This is an important book. P. Michael McKinley provides us with a reasoned analysis of the last decades of colonial Caracas in which he elaborates a controversial theme: these years represent the flowering of elite Caraqueño society, a time of “new assertiveness born of economic success, social preeminence and an awareness of political strength” (p. 2). In McKinley’s view, there was little reason why the elite of late eighteenth-century Caracas would have objected to its colonial condition. For example, there was no significant conflict between merchants and hacendados, who were in fact drawing closer to one another as the colonial period ended; from the late 1770s royal administrators for the most part served the interests of the local elite; and the general openness of Caracas society served to diffuse social and racial tensions, leaving the elite as true masters of their immediate domain. From this perspective, the events of 1810 appear to have been fundamentally irrational, and such a position is indeed the logical outcome of this book. The important debate which should be provoked by McKinley’s study becomes immediately evident in this provocative statement:
That the struggle in Caracas proceeded to become as violent and destructive as it did, is because key individuals, reacting to the political exigencies of the moment, cold-bloodedly chose the use of extreme violence to break the stability of the colonial order which for so many years previously had successfully accommodated disparate political and social elements (ibid.).

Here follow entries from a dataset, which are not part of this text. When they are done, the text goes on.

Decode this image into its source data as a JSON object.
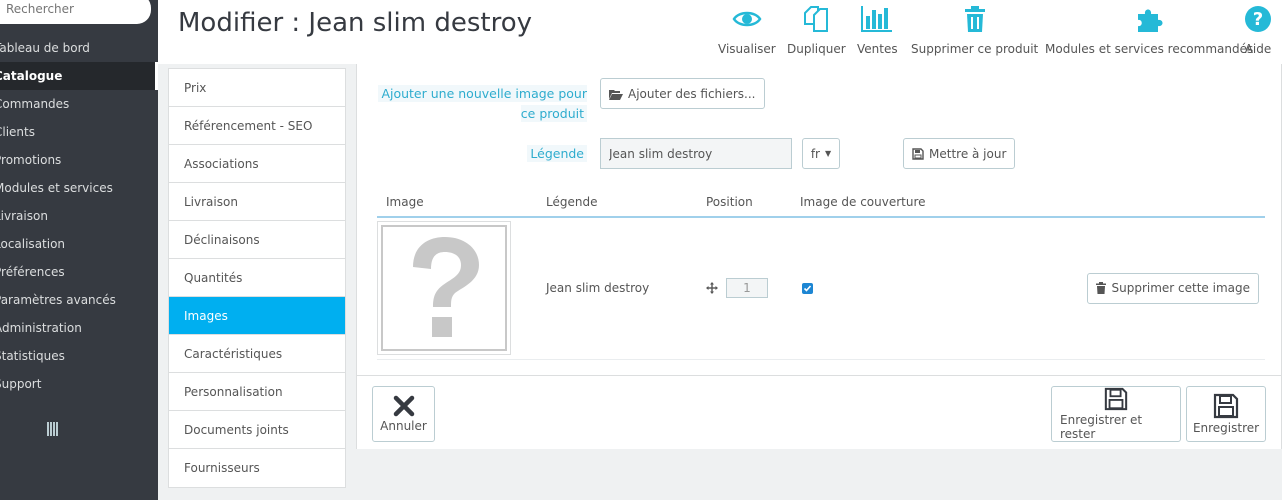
{
  "nav": {
    "search_placeholder": "Rechercher",
    "items": [
      {
        "label": "Tableau de bord",
        "active": false
      },
      {
        "label": "Catalogue",
        "active": true
      },
      {
        "label": "Commandes",
        "active": false
      },
      {
        "label": "Clients",
        "active": false
      },
      {
        "label": "Promotions",
        "active": false
      },
      {
        "label": "Modules et services",
        "active": false
      },
      {
        "label": "Livraison",
        "active": false
      },
      {
        "label": "Localisation",
        "active": false
      },
      {
        "label": "Préférences",
        "active": false
      },
      {
        "label": "Paramètres avancés",
        "active": false
      },
      {
        "label": "Administration",
        "active": false
      },
      {
        "label": "Statistiques",
        "active": false
      },
      {
        "label": "Support",
        "active": false
      }
    ]
  },
  "header": {
    "title": "Modifier : Jean slim destroy",
    "toolbar": {
      "view": "Visualiser",
      "duplicate": "Dupliquer",
      "sales": "Ventes",
      "delete": "Supprimer ce produit",
      "modules": "Modules et services recommandés",
      "help": "Aide"
    }
  },
  "tabs": [
    {
      "label": "Prix",
      "active": false
    },
    {
      "label": "Référencement - SEO",
      "active": false
    },
    {
      "label": "Associations",
      "active": false
    },
    {
      "label": "Livraison",
      "active": false
    },
    {
      "label": "Déclinaisons",
      "active": false
    },
    {
      "label": "Quantités",
      "active": false
    },
    {
      "label": "Images",
      "active": true
    },
    {
      "label": "Caractéristiques",
      "active": false
    },
    {
      "label": "Personnalisation",
      "active": false
    },
    {
      "label": "Documents joints",
      "active": false
    },
    {
      "label": "Fournisseurs",
      "active": false
    }
  ],
  "images": {
    "add_label": "Ajouter une nouvelle image pour ce produit",
    "add_files_button": "Ajouter des fichiers...",
    "legend_label": "Légende",
    "legend_value": "Jean slim destroy",
    "language": "fr",
    "update_button": "Mettre à jour",
    "columns": [
      "Image",
      "Légende",
      "Position",
      "Image de couverture"
    ],
    "rows": [
      {
        "legend": "Jean slim destroy",
        "position": "1",
        "cover": true,
        "delete_label": "Supprimer cette image"
      }
    ]
  },
  "footer": {
    "cancel": "Annuler",
    "save_stay": "Enregistrer et rester",
    "save": "Enregistrer"
  },
  "colors": {
    "accent": "#00aff0",
    "nav_bg": "#363a41",
    "icon": "#25b9d7"
  }
}
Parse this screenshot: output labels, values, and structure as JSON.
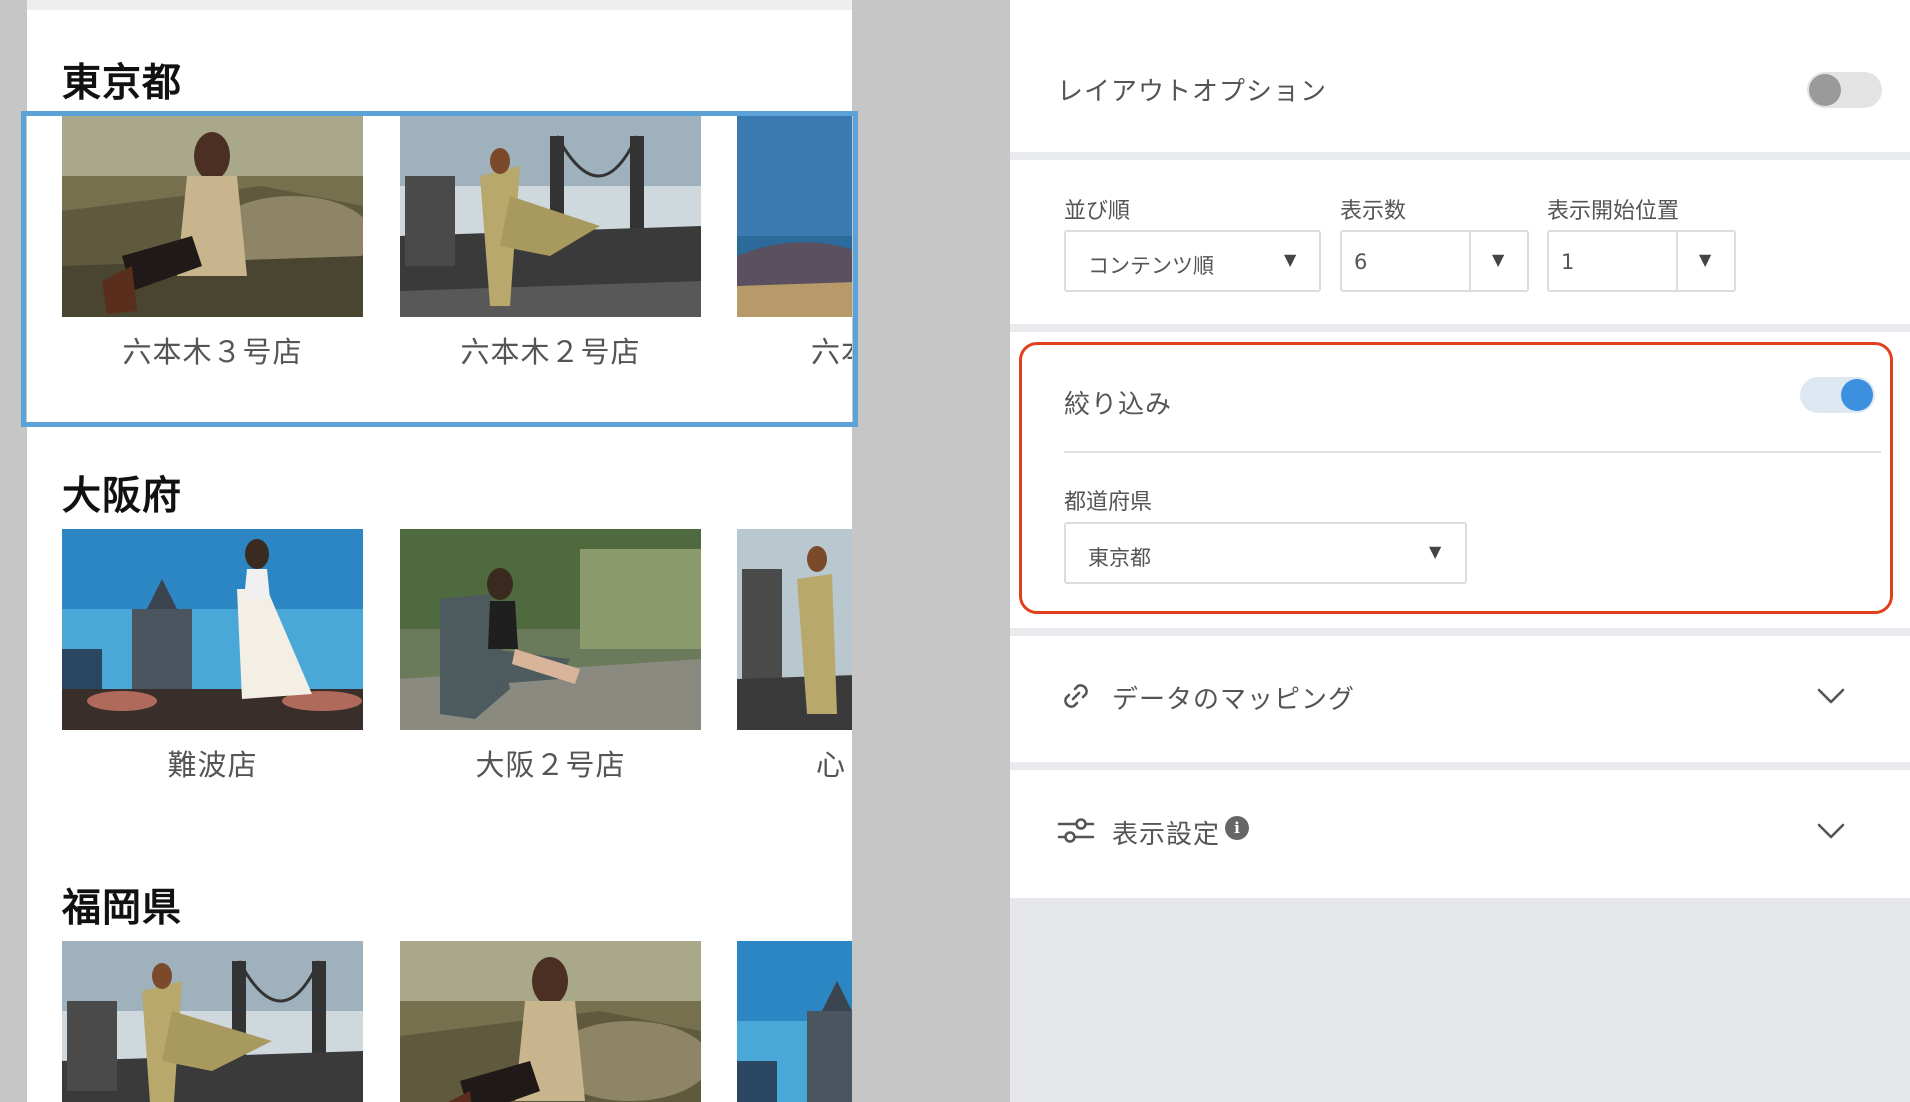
{
  "preview": {
    "sections": [
      {
        "heading": "東京都",
        "cards": [
          "六本木３号店",
          "六本木２号店",
          "六本"
        ]
      },
      {
        "heading": "大阪府",
        "cards": [
          "難波店",
          "大阪２号店",
          "心"
        ]
      },
      {
        "heading": "福岡県",
        "cards": [
          "",
          "",
          ""
        ]
      }
    ]
  },
  "panel": {
    "layout_option": {
      "label": "レイアウトオプション",
      "enabled": false
    },
    "sort": {
      "label": "並び順",
      "value": "コンテンツ順"
    },
    "count": {
      "label": "表示数",
      "value": "6"
    },
    "start": {
      "label": "表示開始位置",
      "value": "1"
    },
    "filter": {
      "label": "絞り込み",
      "enabled": true
    },
    "prefecture": {
      "label": "都道府県",
      "value": "東京都"
    },
    "mapping": {
      "label": "データのマッピング"
    },
    "display_settings": {
      "label": "表示設定"
    }
  },
  "colors": {
    "accent_blue": "#3d8fe0",
    "selection_frame": "#5aa2d8",
    "filter_highlight": "#e2401c"
  }
}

The argument essentially depends on several related conclusions about the hacendado elite. An impressive survey of some 800 wills allows McKinley to assert that there were very few wealthy individuals in late colonial Caracas, and that a substantial proportion of the population of the province was of a middling sort. For McKinley, social tensions were minimized because the generally open economy meant that wealth was more evenly distributed than it was in colonies such as New Spain or Peru, and because the population was widely dispersed in the Caracas province.
Also central to McKinley’s consensus perspective is the idea that merchants and planters shared a common view of society and race. Peninsular-born merchants merged easily with the resident elite, buying haciendas and marrying the women of foremost local families. The significance of this presumed harmony at the upper reaches of Caracas society is that, when the administrative talents of the Bourbon intendants are added to the mixture, a portrait of social peace and order is, for McKinley at any rate, the reality of late eighteenth-century Caracas: “And with the cooptation and cooperation of the local economic interests into and with the decision making process, imperial policy was ensured an acceptance inside Caracas which was probably highly unusual in the context of the tensions of the late colonial empire” (p. 111).
Despite the central argument of Pre-Revolutionary Caracas, it remains possible to presume a general crisis of the Caracas elite in the late eighteenth century. McKinley’s “cold-blooded . . . key individuals” were probably in fact the better part of a substantial number of long-established first families. If the interests of this group were served by Charles III’s intendants (and the section “Politics” seems to me to be the strongest part of the book), the very serious problem of their declining wealth and status has made little impression on McKinley. This is the more curious because he recognizes the process: “Quite simply, the old families which dominated the upper reaches of wealth in the province were in the process of witnessing the fragmentation of riches as an old generation died and their children divided their estates” (p. 82). That these families had successfully avoided such decline for five and six generations before the 1780s and 1790s would make their situation all the more critical when it occurred. Their sensitivity to the issue of the rising pardo class can be understood in this context. But McKinley does not see much tension of a racial or class sort, and he believes that what there was of this conflict in the late colonial period was most probably no different than at any other time. There are other points for disagreement: the suggested linkage between creole families and peninsular merchants, for example, important for establishing that there was consensus at the top of Caracas society, depends in the end on four marriages in 20 years between European merchants and daughters of “important and established hacendado families” (p. 89; n. 62). Yet it is because of these differences, in the debate that it will hopefully create, that this book is of major significance.